Già prima di raggiungere la laurea, sei volata nel Regno Unito per un’esperienza di studio, dove poi hai scelto di tornare per completare la tua formazione ed iniziare a lavorare. Cosa ti ha guidato in questa scelta?
“Sì, al mio quinto anno di università ho partecipato al programma Erasmus di scambio internazionale tra studenti. La mia università aveva appena allora allacciato rapporti con l’Università di Cardiff. Avendo studiato inglese negli Stati Uniti è stato facile riuscire ad ottenere il posto. Non nascondo di avere avuto un po’ di pregiudizi verso il Regno Unito. Mi aspettavo freddezza e indifferenza, invece sono stata accolta calorosamente. Ma ciò che più mi colpì all’epoca fu la qualità del training in chirurgia. Vedere giovani chirurghi in grado di operare indipendentemente e sempre incoraggiati e supportati dai loro colleghi anziani fu poi ciò che mi fece decidere di ritornare definitivamente in questa nazione. Infatti prima del termine del mio programma di Erasmus avevo firmato un contratto per ritornare a lavorare a Cardiff come junior Doctor. Penso che sia stata la scelta migliore della mia vita. Una volta tornata Roma mi sono laureata e ho subito ripreso il volo per il Regno Unito. E qui sono rimasta”.

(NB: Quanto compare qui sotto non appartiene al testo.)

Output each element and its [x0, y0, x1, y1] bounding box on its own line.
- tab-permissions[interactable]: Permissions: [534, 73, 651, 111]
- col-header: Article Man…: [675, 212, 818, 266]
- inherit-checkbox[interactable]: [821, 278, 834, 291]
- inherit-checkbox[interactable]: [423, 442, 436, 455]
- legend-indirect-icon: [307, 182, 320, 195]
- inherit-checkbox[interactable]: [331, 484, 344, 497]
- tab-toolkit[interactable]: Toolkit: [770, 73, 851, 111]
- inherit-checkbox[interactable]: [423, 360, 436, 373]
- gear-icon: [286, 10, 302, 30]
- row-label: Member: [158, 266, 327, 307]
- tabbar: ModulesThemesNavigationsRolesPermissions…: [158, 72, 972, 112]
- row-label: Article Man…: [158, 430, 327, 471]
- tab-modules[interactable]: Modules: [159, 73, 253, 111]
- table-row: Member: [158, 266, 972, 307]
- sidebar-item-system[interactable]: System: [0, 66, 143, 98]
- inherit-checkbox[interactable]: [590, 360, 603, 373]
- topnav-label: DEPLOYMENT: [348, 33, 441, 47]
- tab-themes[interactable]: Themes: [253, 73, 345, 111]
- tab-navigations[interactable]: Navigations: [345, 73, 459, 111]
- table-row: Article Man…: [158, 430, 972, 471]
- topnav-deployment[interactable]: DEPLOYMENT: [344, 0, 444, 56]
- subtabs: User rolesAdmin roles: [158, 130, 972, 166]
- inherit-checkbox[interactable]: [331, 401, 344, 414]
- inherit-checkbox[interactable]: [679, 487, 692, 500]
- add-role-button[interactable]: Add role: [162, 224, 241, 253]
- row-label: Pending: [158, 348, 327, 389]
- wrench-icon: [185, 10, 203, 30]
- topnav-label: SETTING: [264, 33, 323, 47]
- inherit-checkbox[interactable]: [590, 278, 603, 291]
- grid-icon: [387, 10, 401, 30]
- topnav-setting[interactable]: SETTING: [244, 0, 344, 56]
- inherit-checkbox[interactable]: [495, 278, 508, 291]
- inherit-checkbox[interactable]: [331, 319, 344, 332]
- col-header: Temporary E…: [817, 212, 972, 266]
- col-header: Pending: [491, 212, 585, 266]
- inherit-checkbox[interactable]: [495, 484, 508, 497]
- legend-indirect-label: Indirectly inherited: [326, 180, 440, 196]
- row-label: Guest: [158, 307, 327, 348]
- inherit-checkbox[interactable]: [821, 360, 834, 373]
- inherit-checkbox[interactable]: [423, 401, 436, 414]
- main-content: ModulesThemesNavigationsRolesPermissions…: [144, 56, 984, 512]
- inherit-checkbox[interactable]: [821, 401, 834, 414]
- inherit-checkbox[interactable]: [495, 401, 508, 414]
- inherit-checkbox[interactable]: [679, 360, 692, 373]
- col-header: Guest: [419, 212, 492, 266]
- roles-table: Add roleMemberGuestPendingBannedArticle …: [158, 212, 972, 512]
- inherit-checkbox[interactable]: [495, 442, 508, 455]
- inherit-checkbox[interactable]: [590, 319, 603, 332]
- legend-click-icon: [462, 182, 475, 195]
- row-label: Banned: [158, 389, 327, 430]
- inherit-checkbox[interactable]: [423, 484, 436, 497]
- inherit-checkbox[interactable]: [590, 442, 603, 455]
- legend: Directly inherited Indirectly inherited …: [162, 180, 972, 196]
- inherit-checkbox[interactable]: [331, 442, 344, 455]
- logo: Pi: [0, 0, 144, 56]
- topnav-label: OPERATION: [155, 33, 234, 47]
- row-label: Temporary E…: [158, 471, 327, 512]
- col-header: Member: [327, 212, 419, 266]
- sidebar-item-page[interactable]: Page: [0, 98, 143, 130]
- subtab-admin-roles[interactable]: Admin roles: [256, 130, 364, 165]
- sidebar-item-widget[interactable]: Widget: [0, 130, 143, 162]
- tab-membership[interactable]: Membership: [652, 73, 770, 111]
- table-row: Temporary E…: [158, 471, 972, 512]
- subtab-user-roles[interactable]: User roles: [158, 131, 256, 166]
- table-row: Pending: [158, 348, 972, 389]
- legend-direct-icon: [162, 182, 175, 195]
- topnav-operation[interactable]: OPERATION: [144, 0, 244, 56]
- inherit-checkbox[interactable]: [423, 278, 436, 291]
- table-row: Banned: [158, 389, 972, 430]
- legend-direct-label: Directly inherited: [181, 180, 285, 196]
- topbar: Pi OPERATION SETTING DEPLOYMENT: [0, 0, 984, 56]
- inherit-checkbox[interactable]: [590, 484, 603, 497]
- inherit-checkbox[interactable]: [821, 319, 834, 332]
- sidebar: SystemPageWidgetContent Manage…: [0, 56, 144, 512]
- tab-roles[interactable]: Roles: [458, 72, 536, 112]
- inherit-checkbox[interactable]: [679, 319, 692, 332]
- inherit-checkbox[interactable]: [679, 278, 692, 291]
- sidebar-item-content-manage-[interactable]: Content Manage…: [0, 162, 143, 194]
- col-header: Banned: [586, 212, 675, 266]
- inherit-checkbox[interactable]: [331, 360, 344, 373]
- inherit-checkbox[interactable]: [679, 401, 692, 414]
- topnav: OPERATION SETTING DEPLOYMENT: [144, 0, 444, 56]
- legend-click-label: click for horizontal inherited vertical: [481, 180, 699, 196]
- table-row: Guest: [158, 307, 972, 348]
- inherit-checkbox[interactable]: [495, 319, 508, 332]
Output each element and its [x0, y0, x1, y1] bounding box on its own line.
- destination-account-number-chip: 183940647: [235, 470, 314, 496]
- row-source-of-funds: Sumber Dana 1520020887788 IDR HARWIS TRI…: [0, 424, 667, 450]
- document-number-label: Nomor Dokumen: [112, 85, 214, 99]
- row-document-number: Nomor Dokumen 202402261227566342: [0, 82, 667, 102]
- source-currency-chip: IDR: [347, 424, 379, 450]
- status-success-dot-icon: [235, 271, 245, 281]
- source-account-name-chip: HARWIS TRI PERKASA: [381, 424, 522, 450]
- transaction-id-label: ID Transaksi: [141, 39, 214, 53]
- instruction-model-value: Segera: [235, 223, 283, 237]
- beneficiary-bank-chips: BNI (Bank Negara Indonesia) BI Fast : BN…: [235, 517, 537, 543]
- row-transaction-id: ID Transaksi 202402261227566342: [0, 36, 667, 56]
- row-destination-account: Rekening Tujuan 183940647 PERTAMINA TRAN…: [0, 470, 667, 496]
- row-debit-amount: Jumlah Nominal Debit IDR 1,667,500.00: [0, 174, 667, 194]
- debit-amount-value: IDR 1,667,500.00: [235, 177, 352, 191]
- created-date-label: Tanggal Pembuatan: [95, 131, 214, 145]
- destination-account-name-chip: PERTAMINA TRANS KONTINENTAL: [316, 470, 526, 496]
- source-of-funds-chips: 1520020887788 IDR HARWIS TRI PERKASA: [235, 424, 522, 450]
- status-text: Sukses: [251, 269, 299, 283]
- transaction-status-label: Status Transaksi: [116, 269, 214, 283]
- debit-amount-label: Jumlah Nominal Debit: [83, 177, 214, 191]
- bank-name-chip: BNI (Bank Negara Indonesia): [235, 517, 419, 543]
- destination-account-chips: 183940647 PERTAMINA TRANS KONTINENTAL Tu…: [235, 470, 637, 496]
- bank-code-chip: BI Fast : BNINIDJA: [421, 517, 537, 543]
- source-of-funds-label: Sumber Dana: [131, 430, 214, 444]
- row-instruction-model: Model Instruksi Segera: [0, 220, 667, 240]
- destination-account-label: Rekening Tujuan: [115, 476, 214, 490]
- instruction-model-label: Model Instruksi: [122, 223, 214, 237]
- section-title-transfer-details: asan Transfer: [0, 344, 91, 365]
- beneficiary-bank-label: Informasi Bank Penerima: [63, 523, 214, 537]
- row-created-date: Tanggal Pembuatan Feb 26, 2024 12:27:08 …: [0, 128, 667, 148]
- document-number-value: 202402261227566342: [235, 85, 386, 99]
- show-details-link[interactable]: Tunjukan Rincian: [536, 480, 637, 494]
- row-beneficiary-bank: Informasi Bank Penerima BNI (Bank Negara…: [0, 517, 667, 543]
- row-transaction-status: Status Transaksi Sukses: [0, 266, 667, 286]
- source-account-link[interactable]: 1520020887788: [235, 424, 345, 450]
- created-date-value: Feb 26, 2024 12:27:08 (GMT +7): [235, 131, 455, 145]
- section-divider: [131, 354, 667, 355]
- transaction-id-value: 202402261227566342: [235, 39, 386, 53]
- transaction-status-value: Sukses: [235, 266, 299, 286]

A 35 anni sei già primario e nel tuo curriculum troviamo anche una medaglia d’oro ottenuta battendo la concorrenza di medici inglesi. Qual è il tuo segreto?
“Ah be’ la medaglia d’oro è stata sicuramente una grande sorpresa anche per me. Ho sostenuto l’ultimo importante esame di specializzazione un po’ in anticipo, quando ero al quarto anno del mio High surgical training in chirurgia. Qui la specializzazione dura molto di più che in Italia ed è divisa in vari livelli. L’ High surgical training è il livello più alto e dura sei anni . Non ero neanche sicura di averlo superato quando, con mia grande sorpresa, mi sono vista recapitare una medaglia d’oro, un assegno ed una lettera al merito. Sì, lo ammetto, ho studiato molto per l’esame ma ci vuole anche un po’ di fortuna in queste cose”.